- Episode no.: Season 5 Episode 9
- Directed by: Ken Whittingham
- Written by: Kay Cannon
- Production code: 509
- Original air date: December 2, 2010

Guest appearances
- Will Forte as Paul; Kelly Coffield Park as Aunt Linda; Michael Benjamin Washington as Donald; Benjamin Cook as Young Jack;

Episode chronology
| ← Previous "College" | Next → "Christmas Attack Zone" |
- 30 Rock season 5

= Chain Reaction of Mental Anguish =

"Chain Reaction of Mental Anguish" is the ninth episode of the fifth season of the American television comedy series 30 Rock, and the 89th overall episode of the series. It was written by co-producer Kay Cannon and directed by Ken Whittingham. The episode originally aired on NBC in the United States on December 2, 2010.

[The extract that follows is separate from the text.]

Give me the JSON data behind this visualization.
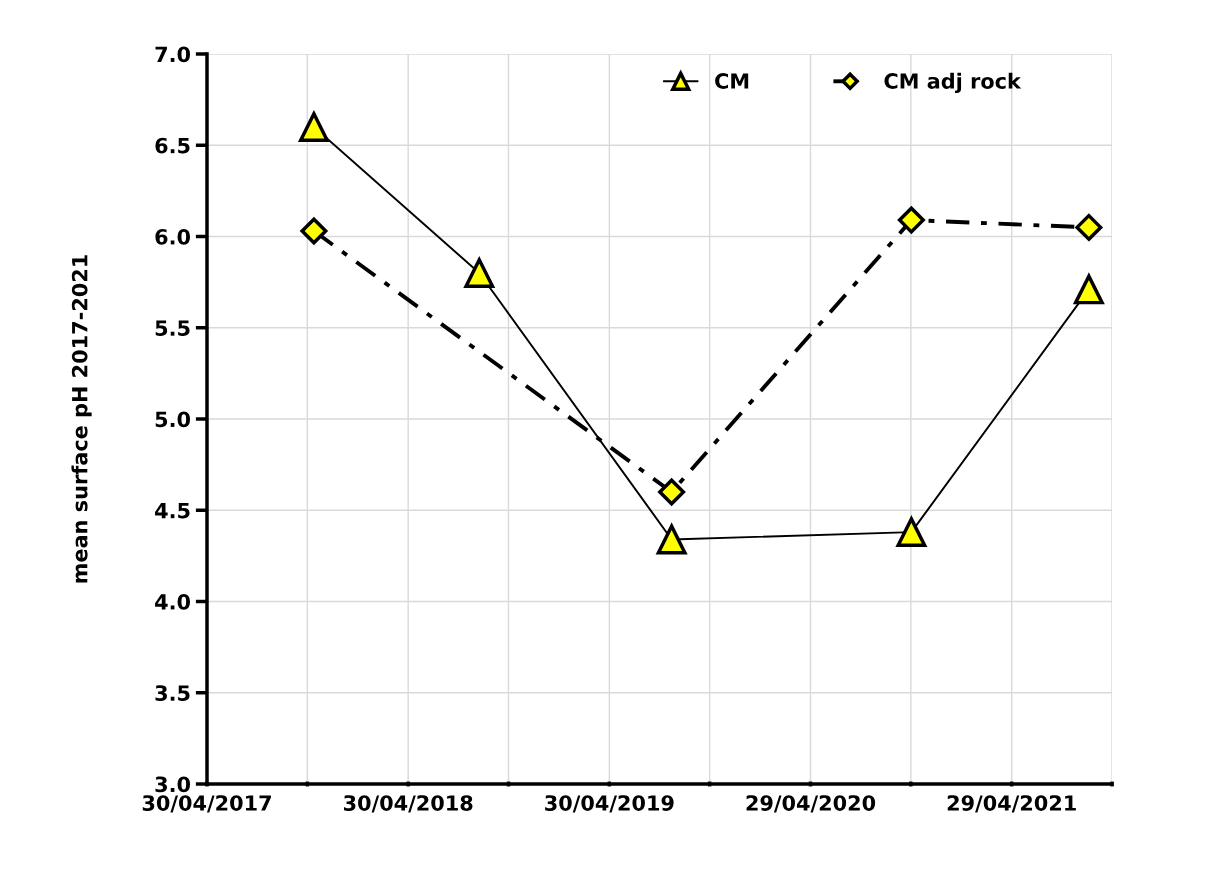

In the episode, Jack Donaghy (Alec Baldwin) tries to help Tracy Jordan (Tracy Morgan) when his "son" returns and asks for money to fund an ill-conceived theme restaurant; Liz Lemon (Tina Fey) turns to Kenneth Parcell (Jack McBrayer) as a relationship therapist; and Jenna Maroney (Jane Krakowski) thinks her boyfriend Paul (Will Forte) may pop an important question.

==Plot==
When Tracy Jordan (Tracy Morgan) asks Jack Donaghy (Alec Baldwin) to invest in his con artist "son" Donald's (guest star Michael Benjamin Washington) ill-conceived theme restaurant, Jack becomes concerned. He believes that Tracy is letting sentiment get in the way and allowing himself to be taken for a ride. Jack tells Tracy he needs to cut Donald off like any other parent. Therefore, Donald would be prevented from scamming Tracy out of any more of his money.

At the same time, Liz Lemon (Tina Fey) is having doubts about her relationship with Carol (Matt Damon) but is unable to vent her concerns to Jack since he is too busy trying to sort out Tracy's problem. Instead, Jack recommends that she sees a therapist, so she appoints Kenneth Parcell (Jack McBrayer) as her relationship therapist. However, this leads to further problems when Liz makes a comment about her uncle Harold that reminds Kenneth of one of his own traumas. Jack ends up having to resolve this issue as well by appointing himself Kenneth's therapist. Kenneth explains to Jack that he once had a pig named Harold whom he loved and looked up to as a father, but was eventually forced to sell. Later, when he needed money for a ferry ride to NBC, he was forced to eat Harold in a pig eating contest. Jack tells Kenneth that by eating Harold, he gave his death meaning, but this brings back memories of problems with his father, Jimmy Donaghy. At the end, Jack reveals to Tracy and Donald that when he received the part of protein in a school play, his father Jimmy Donaghy destroyed his confidence, which resulted in him forgetting his lines. He therefore tells Tracy to support Donald in his dreams since his father never did. After hearing of Jack's blunders, Donald is reluctant to accept his father's help until Jack recites his part in the school play.

Finally, Jenna Maroney (Jane Krakowski) is excited about her relationship with Jenna impersonator Paul (Will Forte), believing that he is going to pop the question, although the question she has in mind is that of a sex tape. As it turns out, Paul wants to solidify their relationship and take it to the next level by inviting Jenna to meet his parents. This worries Jenna, who doesn't want to commit herself to a long term relationship and instead decides to break up with Paul.

==Reception==
According to the Nielsen Media Research, this episode of 30 Rock was watched by 5.03 million households in its original American broadcast. It earned a 2.3 rating/6 share in the 18–49 demographic. This means that it was seen by 2.3 percent of all 18- to 49-year-olds, and 6 percent of all 18- to 49-year-olds watching television at the time of the broadcast.

Alan Sepinwall, writing for HitFix called the episode "flawed but funny" and opined that "an episode filled with things I don't usually enjoy about 30 Rock these days - Liz freaking out about a relationship for no particular reason, Kenneth stories from home (and a lot of Kenneth, period), Tracy's ridiculous "son" Donald, etc. - and yet one where I kept laughing in spite of that." Writing for The A.V. Club, Nathan Rabin scored the episode A− and called it "an all-around winner, an elegantly constructed episode that delivered a steady stream of laughs and managed to somehow make the ridiculous moment when Jack recites his spiel from an elementary school play about science both funny and strangely moving".

Dan Forcella for TV Fanatic commented that the episode "was the continuation of a decent season, but it didn't pack as much of a punch as the past two episodes" and criticized Jenna's storyline particularly, writing that the character "having a boyfriend that dresses up like her and does strange sexual things with her is just weird and gross".